In May of this year, the European Commission released a Communication entitled “Online Platforms and the Digital Single Market: Opportunities and Challenges for Europe”. This document was focused primarily on discussing how Europe could compete more effectively with the US in regard to the development of online platforms, as well as considering the most appropriate regulatory framework to ensure consumer protection and promote fairness between businesses. Policy suggestions included the development of common standards for data transfers between platforms, and the promotion of a general principle of portability or transferability of consumer data. The Communication concluded:

Online platforms play a key role in innovation and growth in the Digital Single Market. They have revolutionised access to information and have made many markets more efficient by better connecting buyers and sellers of services and goods. While there are some online platforms that reach historic numbers of users across the world, and that expand continuously into new areas of the economy, there are also still many opportunities for competitive European platforms to emerge. Effectively stimulating innovation in these areas, while adequately protecting the legitimate interests of consumers and other users, is perhaps the most important challenge the EU faces today in terms of securing its future competitiveness in the world.

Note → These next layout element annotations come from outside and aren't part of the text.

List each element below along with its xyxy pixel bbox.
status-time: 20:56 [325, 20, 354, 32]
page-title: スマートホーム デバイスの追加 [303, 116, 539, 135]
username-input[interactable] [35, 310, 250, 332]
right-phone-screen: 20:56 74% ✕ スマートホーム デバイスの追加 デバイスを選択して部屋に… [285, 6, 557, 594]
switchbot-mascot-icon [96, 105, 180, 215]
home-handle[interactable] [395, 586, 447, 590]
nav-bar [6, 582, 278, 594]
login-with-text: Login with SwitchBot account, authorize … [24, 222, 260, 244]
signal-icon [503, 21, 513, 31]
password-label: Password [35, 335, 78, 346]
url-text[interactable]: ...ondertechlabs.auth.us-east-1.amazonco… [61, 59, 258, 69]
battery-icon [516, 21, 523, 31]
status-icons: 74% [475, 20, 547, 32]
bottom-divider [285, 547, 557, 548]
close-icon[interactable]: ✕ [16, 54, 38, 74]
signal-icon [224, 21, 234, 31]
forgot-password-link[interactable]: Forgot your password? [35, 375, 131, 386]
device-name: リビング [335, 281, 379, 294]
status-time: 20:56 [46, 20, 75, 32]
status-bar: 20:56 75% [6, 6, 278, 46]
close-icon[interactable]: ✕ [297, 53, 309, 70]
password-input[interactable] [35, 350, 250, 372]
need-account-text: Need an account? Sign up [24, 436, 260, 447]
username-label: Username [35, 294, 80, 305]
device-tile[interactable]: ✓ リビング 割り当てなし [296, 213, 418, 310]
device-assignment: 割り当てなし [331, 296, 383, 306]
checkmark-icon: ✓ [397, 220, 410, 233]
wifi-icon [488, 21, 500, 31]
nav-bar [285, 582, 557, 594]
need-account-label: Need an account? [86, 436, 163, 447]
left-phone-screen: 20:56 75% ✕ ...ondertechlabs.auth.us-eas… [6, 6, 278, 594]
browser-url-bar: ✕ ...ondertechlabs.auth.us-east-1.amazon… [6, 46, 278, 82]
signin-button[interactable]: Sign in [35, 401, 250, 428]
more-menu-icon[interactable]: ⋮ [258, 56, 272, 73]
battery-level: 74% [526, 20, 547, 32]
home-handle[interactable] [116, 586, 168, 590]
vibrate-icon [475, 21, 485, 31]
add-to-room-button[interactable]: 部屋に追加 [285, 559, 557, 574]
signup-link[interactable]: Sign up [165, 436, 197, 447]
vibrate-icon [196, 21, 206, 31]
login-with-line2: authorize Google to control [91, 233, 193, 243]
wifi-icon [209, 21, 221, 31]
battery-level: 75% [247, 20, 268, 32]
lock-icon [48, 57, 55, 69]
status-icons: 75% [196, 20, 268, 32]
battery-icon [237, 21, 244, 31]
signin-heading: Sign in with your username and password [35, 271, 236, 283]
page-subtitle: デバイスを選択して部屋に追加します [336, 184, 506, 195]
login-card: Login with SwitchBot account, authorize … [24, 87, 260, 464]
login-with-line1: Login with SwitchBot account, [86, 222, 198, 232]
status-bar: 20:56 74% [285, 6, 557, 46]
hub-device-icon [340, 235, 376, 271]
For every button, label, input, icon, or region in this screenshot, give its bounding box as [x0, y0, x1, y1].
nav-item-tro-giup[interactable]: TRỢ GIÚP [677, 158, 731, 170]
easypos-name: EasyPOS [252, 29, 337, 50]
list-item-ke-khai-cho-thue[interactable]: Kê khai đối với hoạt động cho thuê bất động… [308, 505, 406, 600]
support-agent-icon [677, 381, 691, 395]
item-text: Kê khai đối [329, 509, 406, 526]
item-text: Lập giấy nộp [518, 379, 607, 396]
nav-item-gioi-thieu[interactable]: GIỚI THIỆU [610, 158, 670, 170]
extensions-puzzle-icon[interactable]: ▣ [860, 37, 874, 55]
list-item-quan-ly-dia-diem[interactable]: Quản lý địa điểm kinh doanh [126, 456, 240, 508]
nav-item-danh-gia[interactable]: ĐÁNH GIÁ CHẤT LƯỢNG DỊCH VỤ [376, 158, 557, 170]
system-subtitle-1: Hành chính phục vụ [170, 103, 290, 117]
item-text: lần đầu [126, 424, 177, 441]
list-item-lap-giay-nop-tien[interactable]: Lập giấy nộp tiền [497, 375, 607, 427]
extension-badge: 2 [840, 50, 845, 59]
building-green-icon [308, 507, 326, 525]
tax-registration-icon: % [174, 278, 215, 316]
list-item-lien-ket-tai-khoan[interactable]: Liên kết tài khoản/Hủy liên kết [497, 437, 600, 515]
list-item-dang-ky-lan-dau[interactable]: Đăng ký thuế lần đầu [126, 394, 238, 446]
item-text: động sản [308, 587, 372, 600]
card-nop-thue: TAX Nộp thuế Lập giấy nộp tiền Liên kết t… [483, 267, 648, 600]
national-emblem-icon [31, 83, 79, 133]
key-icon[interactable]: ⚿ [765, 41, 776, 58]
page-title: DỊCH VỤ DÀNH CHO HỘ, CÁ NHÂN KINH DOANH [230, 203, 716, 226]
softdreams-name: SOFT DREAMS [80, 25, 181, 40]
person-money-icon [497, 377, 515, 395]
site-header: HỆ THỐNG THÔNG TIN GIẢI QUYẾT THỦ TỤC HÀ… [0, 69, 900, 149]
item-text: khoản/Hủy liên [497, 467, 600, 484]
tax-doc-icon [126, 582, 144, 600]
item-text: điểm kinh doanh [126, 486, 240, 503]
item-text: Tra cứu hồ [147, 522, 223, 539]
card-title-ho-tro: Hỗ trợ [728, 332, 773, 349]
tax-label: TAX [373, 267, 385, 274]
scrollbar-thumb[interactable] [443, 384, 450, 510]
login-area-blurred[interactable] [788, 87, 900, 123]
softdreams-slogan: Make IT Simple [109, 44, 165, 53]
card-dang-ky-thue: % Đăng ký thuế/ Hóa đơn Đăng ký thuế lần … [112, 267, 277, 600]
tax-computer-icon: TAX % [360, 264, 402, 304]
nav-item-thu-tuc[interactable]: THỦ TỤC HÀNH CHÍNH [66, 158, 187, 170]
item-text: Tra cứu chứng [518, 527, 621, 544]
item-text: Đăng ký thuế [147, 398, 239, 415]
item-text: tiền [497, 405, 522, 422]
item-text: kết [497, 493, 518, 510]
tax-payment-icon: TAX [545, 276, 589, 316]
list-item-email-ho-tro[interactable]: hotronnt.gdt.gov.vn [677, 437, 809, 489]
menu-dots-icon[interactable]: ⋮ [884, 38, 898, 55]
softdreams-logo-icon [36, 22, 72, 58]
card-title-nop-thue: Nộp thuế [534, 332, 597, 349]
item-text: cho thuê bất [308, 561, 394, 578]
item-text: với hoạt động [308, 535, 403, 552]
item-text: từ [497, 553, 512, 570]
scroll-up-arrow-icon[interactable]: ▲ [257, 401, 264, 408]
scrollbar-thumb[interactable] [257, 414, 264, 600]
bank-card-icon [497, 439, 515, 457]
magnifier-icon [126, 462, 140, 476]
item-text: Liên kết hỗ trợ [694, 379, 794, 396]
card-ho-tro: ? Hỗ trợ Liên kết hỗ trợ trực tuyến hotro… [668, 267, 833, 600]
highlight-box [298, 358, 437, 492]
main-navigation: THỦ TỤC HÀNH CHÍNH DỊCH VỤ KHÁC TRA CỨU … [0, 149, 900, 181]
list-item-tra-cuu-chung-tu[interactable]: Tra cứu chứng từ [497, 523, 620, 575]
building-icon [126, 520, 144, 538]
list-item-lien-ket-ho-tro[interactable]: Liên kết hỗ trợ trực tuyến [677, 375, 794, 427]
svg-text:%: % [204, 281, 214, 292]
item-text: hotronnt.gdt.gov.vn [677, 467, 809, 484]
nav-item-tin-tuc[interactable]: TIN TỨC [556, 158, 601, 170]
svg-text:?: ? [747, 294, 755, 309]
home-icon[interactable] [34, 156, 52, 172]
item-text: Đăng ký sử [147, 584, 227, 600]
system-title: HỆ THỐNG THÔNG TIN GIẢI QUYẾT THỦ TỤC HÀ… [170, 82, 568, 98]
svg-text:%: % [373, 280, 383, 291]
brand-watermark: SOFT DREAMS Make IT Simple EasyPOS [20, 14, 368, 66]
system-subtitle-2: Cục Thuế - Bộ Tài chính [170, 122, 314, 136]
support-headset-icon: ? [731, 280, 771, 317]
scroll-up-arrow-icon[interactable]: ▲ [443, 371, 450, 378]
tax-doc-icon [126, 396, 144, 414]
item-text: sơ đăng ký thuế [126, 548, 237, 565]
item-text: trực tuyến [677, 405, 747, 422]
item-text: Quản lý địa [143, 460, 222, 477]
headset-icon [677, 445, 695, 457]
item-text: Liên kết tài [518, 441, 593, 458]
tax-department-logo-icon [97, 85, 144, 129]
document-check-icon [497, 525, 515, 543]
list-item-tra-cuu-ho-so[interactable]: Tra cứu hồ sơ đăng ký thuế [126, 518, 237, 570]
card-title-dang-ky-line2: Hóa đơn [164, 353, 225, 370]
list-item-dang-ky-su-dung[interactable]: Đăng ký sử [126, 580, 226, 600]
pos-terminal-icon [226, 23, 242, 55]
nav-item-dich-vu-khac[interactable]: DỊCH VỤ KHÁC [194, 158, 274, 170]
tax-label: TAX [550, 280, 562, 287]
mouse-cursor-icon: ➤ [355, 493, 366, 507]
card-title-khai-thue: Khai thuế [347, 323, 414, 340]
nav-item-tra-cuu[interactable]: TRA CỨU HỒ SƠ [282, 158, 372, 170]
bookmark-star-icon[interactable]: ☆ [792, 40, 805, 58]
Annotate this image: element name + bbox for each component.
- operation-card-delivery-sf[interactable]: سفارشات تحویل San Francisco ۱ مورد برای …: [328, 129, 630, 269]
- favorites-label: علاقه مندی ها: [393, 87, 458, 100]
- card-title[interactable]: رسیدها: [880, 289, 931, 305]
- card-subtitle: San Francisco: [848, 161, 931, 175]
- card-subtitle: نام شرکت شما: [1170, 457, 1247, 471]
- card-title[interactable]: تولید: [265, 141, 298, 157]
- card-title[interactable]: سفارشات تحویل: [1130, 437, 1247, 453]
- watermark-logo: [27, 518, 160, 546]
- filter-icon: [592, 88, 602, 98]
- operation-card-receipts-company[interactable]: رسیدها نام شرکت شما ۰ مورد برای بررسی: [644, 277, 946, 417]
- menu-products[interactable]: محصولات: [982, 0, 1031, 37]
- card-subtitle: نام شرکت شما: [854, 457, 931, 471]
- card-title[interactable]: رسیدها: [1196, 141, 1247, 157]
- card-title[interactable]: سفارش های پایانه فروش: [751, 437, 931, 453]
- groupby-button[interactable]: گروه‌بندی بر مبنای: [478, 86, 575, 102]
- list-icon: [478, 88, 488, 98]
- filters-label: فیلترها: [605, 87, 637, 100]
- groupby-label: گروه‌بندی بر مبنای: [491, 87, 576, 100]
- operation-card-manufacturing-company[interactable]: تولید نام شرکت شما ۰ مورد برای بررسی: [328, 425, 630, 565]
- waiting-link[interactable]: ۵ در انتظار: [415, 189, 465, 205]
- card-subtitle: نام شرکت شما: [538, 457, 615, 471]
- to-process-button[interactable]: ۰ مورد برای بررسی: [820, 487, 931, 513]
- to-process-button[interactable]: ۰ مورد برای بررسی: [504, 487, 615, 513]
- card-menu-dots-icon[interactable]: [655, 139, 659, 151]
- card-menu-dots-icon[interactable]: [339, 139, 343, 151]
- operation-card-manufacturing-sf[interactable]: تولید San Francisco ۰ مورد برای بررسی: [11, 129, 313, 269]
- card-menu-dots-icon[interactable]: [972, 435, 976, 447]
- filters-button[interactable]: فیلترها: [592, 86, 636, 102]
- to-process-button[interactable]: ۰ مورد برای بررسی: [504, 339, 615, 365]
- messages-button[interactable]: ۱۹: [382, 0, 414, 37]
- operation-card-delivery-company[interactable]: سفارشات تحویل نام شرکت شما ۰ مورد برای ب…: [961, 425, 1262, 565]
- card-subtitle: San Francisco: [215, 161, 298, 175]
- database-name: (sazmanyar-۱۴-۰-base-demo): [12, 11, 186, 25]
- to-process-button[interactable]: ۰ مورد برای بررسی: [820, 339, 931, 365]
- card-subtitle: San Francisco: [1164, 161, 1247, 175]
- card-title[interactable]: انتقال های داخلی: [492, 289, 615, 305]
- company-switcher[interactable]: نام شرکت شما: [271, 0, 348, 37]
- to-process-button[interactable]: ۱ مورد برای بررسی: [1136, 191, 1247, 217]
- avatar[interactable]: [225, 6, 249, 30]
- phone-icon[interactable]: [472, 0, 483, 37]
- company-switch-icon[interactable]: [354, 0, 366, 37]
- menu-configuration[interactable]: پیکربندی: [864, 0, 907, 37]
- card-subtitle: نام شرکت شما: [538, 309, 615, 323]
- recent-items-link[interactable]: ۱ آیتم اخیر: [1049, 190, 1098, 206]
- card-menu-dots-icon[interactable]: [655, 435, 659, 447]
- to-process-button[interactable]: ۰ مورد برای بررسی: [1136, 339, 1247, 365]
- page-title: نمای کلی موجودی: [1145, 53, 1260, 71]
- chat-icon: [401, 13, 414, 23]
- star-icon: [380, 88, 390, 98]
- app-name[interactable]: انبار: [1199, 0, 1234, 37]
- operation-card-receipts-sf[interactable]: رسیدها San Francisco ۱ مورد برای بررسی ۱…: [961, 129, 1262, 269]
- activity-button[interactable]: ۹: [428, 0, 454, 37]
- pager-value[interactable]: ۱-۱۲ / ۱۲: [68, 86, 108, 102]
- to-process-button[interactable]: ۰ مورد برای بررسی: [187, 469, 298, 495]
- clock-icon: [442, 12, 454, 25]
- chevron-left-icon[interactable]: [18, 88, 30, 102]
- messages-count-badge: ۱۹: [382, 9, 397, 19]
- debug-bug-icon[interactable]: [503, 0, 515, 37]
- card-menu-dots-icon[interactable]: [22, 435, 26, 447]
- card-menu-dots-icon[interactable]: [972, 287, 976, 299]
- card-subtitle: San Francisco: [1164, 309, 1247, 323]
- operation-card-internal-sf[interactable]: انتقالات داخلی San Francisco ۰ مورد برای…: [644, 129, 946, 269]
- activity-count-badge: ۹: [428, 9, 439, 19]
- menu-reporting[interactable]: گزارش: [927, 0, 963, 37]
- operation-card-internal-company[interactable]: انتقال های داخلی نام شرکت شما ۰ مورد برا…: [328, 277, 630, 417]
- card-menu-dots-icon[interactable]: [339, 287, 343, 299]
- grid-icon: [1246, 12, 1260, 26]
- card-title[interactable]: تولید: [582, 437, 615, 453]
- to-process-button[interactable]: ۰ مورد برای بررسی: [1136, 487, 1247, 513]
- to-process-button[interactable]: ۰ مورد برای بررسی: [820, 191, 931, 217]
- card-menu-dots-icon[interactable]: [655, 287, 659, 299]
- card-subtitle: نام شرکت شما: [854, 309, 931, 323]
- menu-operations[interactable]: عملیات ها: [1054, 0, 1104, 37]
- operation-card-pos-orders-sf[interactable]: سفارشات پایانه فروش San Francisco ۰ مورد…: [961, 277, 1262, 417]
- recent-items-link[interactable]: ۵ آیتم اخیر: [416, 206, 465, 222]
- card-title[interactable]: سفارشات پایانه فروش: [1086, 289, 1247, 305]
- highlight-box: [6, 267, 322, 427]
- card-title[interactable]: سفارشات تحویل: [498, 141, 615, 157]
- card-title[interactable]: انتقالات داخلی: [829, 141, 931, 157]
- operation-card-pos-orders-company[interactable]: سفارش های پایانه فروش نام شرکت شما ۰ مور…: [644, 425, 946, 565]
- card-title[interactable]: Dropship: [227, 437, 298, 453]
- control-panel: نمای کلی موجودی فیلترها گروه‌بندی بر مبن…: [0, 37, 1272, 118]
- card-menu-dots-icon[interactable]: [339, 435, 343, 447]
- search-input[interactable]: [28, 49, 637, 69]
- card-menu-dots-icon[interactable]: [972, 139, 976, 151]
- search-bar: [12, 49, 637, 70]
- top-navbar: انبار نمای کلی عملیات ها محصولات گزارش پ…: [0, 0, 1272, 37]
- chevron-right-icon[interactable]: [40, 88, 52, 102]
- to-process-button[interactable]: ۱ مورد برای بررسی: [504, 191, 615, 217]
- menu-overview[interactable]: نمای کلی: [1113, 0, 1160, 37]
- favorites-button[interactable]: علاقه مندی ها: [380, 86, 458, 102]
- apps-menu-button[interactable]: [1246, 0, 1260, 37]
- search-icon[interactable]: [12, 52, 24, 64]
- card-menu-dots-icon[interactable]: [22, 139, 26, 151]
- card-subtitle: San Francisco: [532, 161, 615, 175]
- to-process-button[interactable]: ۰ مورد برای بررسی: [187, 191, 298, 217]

In this respect, this Communication underlines the need to adopt policy and regulatory approaches that respond directly to the challenges, and which are flexible and future-proof.

Similarly, the European Union Committee of the UK House of Lords released a report on 20 April entitled “Online Platforms and the Digital Single Market“. The 109 page report is well worth reading as it includes detailed analysis on most of the issues raised in the blog post.

Interestingly, the report identifies the downgrading of privacy standards by online platforms as a potential abuse of dominance. The report also notes that  “There is a widespread lack of transparency in how platforms rank and present information to their users. We recommend that existing regulation be altered to require online platforms clearly to communicate the basis on which they rank results, and also to inform consumers when ‘personalised pricing’ is taking place.

However, ultimately the House of Lords concluded that “despite the challenges competition authorities face when dealing with online platforms, we find that the flexibility of competition law means that it should be well-suited to addressing the subtle and complex abuses of dominance that may arise.

It will be interesting to see just how flexible competition law can be.